In the paper, the authors propose a second-order online kernel learning that achieves logarithm regret under directional curvature assumption. This algorithm can be viewed as an extension of previous two works: Efficient second order online learning by sketching [12] and Second-order kernel OCO with adaptive sketching [1] (especially the latter one), while the major innovation of this paper is replacing the high-dimensional feature map $\phi$ with a finite-dimensional approximation $\bar{\phi}$. Most of the notations are inherited from [1], like RLS and effective dimension, and the authors also give a fair comparison to the one in [1] in terms of the theoretical regret. However, this cannot be seen from the experimental parts since the algorithm in [1] is not compared as a competitor. The whole comparison is rather arbitrary since this algorithm is majorly compared with FOGD and NOGD, while Dual-SGD is occasionally compared. Besides, the second-order methods are generally slower than first-order methods, but the authors do not report the calculation time for FOGD and NOGD. Besides, a minor error in Line 114.

Reviewer 3

The authors study the problem of online kernel learning for the purposes of improved efficiency. They remark that first-order methods accumulate O(\sqrt{T}) regret with a per-step cost of O(t) while second-order methods accumulative O(\log(T)) regret with a per-step cost of O(t^2). To improve upon this, the authors propose to perform a Nystrom sketch of the feature map and then perform efficient second-order updates on this approximate RKHS. The authors show that the size of the embedding depends on the effective dimension of the data, which can be much smaller than t. The paper also includes experiments on real datasets showing that their method and some heuristic variants of it are competitive with both first and second-order methods on large data. This paper is overall well-written and clear. The authors do a good job of motivating the problem they are trying to solve, explaining why their solution is intuitive, and then explaining the theoretical guarantees and how they compare to existing results. The theoretical result is interesting and compelling, and the experimental results seem to validate the theory.
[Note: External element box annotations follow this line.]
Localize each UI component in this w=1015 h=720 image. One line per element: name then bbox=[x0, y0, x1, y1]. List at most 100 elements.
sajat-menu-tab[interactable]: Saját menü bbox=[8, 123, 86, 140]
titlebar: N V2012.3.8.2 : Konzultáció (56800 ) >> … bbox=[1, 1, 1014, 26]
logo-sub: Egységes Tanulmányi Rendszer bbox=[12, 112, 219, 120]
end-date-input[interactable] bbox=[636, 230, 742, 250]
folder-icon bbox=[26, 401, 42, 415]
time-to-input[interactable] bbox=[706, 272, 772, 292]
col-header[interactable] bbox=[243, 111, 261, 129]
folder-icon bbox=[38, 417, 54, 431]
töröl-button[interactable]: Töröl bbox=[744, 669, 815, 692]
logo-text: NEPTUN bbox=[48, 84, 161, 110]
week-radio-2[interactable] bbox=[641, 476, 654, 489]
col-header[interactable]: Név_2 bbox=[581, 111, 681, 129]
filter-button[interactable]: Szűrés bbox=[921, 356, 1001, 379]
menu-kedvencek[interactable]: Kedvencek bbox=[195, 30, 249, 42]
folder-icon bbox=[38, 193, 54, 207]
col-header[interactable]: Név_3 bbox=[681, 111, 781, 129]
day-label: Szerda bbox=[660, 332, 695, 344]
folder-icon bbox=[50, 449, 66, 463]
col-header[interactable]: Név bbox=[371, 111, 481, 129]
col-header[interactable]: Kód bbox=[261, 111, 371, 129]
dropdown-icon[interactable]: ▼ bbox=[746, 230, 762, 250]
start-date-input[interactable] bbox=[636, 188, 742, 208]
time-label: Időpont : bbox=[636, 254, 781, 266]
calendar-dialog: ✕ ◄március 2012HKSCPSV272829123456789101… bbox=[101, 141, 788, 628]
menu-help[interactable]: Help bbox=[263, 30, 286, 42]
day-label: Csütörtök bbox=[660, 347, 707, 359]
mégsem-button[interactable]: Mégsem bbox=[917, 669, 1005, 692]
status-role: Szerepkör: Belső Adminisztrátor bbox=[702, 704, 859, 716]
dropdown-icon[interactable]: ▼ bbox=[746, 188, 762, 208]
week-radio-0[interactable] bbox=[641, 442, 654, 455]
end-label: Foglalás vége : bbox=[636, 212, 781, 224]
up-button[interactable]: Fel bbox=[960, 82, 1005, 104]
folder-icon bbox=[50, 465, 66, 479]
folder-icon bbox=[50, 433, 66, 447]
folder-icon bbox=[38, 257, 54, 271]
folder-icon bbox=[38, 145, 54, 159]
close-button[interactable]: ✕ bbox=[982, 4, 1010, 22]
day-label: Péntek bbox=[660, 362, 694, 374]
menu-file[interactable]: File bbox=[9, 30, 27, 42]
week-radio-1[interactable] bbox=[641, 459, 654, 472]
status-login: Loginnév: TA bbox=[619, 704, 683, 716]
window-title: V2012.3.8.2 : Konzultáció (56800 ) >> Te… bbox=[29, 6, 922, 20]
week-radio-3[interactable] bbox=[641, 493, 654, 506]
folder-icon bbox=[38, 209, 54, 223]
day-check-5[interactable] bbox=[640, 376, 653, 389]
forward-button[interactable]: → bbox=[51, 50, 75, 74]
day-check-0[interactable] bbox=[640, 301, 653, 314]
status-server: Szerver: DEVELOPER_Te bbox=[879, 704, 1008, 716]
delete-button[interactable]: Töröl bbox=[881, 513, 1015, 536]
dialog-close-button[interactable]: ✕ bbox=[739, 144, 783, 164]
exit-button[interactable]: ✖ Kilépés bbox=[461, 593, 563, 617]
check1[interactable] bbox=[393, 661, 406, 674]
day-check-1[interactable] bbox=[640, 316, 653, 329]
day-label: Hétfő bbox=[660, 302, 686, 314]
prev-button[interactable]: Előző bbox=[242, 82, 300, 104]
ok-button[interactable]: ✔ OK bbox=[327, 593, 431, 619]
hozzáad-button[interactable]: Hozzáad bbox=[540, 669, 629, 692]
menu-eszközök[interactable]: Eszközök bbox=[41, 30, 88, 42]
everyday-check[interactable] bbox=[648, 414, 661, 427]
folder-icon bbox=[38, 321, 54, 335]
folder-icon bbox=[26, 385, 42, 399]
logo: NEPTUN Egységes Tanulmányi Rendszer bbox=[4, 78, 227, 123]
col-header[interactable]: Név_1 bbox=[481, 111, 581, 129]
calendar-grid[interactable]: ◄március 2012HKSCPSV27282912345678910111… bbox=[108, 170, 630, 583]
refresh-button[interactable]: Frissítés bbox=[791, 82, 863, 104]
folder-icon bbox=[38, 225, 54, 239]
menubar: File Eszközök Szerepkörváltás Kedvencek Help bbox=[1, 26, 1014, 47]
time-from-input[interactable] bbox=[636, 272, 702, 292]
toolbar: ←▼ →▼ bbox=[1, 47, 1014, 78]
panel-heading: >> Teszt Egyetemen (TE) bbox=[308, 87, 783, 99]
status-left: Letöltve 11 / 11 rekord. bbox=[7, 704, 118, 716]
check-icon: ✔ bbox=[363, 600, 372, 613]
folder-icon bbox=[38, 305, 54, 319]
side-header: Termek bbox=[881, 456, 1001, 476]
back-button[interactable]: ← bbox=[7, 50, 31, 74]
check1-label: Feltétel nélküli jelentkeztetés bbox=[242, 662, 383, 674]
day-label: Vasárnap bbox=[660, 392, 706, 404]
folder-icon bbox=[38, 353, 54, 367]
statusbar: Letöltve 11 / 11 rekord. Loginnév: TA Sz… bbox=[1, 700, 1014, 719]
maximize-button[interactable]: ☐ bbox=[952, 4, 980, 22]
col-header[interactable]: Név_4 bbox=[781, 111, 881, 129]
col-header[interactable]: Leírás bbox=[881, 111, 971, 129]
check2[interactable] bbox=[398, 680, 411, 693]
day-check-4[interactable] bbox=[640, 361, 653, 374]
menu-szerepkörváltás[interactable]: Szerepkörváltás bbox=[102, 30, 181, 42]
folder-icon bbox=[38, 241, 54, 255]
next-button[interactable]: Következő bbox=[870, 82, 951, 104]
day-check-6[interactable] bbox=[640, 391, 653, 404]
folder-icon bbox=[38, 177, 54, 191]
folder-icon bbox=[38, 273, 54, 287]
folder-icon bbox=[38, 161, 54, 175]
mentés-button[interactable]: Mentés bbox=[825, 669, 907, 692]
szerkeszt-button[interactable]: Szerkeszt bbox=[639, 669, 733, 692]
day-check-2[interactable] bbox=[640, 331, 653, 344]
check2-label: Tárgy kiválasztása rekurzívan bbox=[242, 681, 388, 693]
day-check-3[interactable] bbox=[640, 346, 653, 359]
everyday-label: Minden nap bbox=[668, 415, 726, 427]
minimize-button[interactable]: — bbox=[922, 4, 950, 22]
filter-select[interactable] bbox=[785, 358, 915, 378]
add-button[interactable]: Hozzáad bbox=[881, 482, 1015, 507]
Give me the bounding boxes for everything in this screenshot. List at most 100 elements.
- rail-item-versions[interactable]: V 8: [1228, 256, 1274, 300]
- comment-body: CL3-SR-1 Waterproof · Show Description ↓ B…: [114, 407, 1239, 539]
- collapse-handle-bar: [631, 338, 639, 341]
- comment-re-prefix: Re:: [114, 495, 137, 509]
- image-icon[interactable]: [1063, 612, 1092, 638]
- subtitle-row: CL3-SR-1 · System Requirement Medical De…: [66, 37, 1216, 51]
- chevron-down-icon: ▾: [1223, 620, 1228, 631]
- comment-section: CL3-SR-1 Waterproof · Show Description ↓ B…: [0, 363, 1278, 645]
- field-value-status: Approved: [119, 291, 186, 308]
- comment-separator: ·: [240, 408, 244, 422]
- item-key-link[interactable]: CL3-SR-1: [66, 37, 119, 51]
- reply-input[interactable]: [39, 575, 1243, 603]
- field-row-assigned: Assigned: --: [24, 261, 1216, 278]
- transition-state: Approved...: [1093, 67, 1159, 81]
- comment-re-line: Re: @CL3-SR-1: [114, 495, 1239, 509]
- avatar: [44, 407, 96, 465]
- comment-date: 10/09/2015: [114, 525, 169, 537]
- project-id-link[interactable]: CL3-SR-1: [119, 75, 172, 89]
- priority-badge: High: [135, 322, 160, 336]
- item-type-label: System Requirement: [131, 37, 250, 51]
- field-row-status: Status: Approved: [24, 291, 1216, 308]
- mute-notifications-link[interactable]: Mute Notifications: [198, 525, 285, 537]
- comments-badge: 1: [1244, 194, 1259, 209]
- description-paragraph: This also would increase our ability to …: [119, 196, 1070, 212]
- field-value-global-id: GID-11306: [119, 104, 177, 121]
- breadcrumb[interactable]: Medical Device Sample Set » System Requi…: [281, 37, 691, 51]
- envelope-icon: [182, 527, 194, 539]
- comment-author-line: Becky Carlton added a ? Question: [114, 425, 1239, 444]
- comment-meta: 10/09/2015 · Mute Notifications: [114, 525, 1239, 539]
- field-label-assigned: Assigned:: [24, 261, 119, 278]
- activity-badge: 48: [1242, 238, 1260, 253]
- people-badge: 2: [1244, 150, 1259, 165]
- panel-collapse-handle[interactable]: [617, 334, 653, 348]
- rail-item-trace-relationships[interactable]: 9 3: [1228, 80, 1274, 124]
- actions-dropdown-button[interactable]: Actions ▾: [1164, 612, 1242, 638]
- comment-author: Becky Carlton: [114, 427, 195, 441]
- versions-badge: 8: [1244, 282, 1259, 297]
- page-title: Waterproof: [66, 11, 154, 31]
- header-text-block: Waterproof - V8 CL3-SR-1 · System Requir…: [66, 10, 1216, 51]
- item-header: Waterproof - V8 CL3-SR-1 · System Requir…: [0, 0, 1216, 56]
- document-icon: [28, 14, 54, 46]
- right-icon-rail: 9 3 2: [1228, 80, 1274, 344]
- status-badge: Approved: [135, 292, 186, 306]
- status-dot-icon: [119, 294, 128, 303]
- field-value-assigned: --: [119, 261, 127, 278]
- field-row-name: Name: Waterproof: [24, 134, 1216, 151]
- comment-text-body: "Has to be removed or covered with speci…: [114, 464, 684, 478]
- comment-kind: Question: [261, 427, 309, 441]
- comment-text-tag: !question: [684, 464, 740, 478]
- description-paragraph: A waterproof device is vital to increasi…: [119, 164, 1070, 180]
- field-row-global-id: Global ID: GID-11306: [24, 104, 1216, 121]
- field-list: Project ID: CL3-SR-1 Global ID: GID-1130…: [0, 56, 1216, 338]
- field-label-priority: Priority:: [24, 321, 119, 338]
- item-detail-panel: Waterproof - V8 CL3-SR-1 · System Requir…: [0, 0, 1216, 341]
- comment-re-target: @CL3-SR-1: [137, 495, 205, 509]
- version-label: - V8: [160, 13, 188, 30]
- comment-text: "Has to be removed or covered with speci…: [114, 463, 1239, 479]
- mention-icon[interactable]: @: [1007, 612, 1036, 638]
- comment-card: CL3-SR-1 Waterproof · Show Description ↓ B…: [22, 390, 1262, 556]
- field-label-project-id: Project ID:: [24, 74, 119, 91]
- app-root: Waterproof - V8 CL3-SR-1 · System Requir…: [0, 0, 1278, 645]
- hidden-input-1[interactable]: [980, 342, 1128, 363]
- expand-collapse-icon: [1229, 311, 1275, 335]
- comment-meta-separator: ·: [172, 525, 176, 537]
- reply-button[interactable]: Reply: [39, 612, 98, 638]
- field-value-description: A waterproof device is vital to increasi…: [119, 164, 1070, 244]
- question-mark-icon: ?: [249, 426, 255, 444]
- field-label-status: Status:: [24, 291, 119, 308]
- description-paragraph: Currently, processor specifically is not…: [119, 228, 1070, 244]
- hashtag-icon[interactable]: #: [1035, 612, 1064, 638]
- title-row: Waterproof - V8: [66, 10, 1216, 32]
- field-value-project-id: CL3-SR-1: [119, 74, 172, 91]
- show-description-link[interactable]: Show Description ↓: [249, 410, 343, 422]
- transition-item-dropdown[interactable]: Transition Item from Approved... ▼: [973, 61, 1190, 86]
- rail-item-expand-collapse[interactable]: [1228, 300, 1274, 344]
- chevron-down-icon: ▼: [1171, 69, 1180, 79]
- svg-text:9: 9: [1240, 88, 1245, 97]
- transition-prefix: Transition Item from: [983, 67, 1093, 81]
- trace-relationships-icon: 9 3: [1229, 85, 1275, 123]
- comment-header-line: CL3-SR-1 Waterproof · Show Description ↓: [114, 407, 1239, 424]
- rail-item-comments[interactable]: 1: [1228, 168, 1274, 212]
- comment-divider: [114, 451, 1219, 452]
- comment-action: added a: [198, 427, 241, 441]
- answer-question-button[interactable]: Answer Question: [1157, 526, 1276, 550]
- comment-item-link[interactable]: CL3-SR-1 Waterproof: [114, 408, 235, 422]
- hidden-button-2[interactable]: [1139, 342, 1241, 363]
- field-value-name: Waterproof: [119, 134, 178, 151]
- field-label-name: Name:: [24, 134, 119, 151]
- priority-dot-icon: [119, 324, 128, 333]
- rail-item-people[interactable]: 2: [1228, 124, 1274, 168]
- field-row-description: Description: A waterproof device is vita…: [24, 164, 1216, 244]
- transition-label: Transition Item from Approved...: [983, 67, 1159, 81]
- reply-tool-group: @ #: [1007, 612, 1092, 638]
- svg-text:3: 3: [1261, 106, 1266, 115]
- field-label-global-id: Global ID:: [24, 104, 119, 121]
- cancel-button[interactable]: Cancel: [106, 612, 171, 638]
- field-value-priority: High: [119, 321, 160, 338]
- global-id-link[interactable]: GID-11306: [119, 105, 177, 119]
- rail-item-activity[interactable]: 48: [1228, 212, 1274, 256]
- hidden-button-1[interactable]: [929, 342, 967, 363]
A few questions and comments: 1) Lines 173-175: The authors assert that using approximate updates and a fixed budget of SV would lose the log(T) regime because the reduction in step-size would slow down. Can they explain this in more detail or provide a reference to this? 2) Lines 285-286: The authors claim that better bounds can be obtained by optimizing Eqn 3 over \gamma. However, isn't d_eff^T(\gamma) unknown? That would make this ideal impossible, especially in an online setting. 3) Table 1: On the slice dataset, doesn't FOGD outperform B-KONS? 4) Lines 387-349: The authors argue that frequent restarts prevent PROS-N-KONS from performing well on the smaller datasets. However, doesn't CON-KONS avoid restarts, while performing similarly to PROS-N-KONS? 5) Citation [7] and [8] appear to be the same.